Scorrendo l’elenco dei finanziamenti destinati alla provincia di Vibo Valentia, emerge infatti «un dato politico e tecnico inoppugnabile: molti interventi definiti “urgenti” o “fondamentali” per la rigenerazione urbana e la sicurezza stradale sono stati messi a bilancio per il 2028 e il 2029». Da qui l’interrogativo: «Qual è il senso di annunciare oggi opere che, sulla carta, sono cantierizzabili solo tra cinque anni?».
Il rischio, secondo l’esponente dem, è quello di un’operazione di «marketing politico», che lascia ai futuri amministratori l’onere – e l’incertezza – di gestire risorse che oggi restano «solo numeri su un foglio». Nella delibera di Giunta regionale n. 634 del 28 novembre 2025, che individua gli interventi a valere sul Bilancio dello Stato, Schinella legge «l’assenza di una visione strategica immediata per il territorio vibonese».
Emblematico il caso di Ricadi, «centro turistico per eccellenza e cuore della Costa degli Dei», dove il completamento del collettamento fognario di Capo Vaticano viene rinviato al 2029. Stesso discorso per la rete viaria provinciale: «Definire le strade del Vibonese un colabrodo è ormai un eufemismo – osserva – eppure alla Provincia vengono destinati 500mila euro con esigibilità nel 2029. In pratica si dice ai cittadini che per avere strade dignitose bisogna aspettare altri quattro o cinque anni».
Nel dettaglio, tra gli interventi finanziati per il 2028 figurano opere di rigenerazione urbana, manutenzione stradale e infrastrutture sportive in numerosi comuni, tra cui Vibo Valentia, Acquaro, Drapia, Pizzo, Rombiolo, Tropea e Zungri.
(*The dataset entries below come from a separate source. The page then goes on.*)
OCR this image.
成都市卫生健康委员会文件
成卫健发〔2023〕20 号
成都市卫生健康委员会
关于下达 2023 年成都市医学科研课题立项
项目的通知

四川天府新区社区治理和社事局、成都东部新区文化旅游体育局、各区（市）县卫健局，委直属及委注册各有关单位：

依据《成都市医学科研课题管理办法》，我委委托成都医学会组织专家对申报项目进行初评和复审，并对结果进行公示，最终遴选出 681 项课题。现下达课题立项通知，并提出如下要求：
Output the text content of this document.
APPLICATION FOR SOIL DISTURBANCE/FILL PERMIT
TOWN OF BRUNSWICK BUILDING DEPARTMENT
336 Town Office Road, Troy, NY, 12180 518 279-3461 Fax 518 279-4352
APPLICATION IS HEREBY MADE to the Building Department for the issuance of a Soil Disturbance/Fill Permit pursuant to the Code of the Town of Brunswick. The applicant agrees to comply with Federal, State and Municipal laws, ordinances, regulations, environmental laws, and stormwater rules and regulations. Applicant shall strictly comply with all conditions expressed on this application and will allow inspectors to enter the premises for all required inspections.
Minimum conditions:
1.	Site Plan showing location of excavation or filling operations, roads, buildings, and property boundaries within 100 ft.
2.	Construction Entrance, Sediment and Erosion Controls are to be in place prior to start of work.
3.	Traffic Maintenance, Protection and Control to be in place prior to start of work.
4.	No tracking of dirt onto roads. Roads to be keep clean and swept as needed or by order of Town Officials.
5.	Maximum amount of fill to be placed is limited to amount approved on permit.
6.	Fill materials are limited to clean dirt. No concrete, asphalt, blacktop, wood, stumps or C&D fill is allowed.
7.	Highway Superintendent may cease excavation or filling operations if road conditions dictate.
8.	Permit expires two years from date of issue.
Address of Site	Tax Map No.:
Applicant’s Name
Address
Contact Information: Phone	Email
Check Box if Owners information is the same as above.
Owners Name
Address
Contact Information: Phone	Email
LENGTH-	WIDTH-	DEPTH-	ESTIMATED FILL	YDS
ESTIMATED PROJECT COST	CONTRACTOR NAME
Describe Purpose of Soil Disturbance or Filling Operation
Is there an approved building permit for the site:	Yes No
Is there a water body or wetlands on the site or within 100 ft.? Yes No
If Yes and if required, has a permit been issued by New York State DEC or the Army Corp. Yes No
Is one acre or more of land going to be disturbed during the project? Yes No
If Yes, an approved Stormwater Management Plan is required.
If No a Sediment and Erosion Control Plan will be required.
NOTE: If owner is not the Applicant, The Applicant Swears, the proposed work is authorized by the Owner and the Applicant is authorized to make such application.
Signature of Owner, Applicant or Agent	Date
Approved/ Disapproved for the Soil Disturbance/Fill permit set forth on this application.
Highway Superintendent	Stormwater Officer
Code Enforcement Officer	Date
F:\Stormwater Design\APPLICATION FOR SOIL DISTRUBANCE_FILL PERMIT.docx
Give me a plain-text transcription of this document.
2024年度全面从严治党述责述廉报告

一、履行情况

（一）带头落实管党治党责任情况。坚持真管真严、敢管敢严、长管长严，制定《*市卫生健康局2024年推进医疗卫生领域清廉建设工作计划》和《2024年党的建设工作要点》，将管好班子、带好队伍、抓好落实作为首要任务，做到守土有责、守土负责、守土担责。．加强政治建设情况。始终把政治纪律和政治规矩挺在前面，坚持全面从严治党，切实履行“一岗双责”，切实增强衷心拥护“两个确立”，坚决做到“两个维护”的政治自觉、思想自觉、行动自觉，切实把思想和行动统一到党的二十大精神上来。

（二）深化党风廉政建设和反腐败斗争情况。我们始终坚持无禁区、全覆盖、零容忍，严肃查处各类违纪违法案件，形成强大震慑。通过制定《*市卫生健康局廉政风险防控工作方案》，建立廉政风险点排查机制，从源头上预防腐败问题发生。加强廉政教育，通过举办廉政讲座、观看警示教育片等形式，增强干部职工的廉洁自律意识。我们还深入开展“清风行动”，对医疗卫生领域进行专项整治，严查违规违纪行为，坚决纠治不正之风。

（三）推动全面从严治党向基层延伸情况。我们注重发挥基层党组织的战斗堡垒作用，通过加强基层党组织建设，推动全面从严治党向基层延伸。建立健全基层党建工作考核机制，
Al 2029 slittano invece altri interventi strategici, dal rifacimento delle strade provinciali alla rigenerazione urbana di Vibo Marina, fino a lavori su reti idriche, cimiteri, aree verdi e centri storici in diversi comuni del territorio.
«Mentre i comuni soffrono lo spopolamento e le infrastrutture cadono a pezzi – conclude Schinella – la programmazione sposta l’orizzonte d’azione a un’epoca in cui, probabilmente, le esigenze del territorio saranno già cambiate. Programmare oggi un rifacimento stradale o una riqualificazione urbana nel 2029 significa ammettere che per i prossimi anni non cambierà nulla. I cittadini hanno bisogno di risposte immediate, non di promesse a lunghissima scadenza che profumano di campagna elettorale permanente».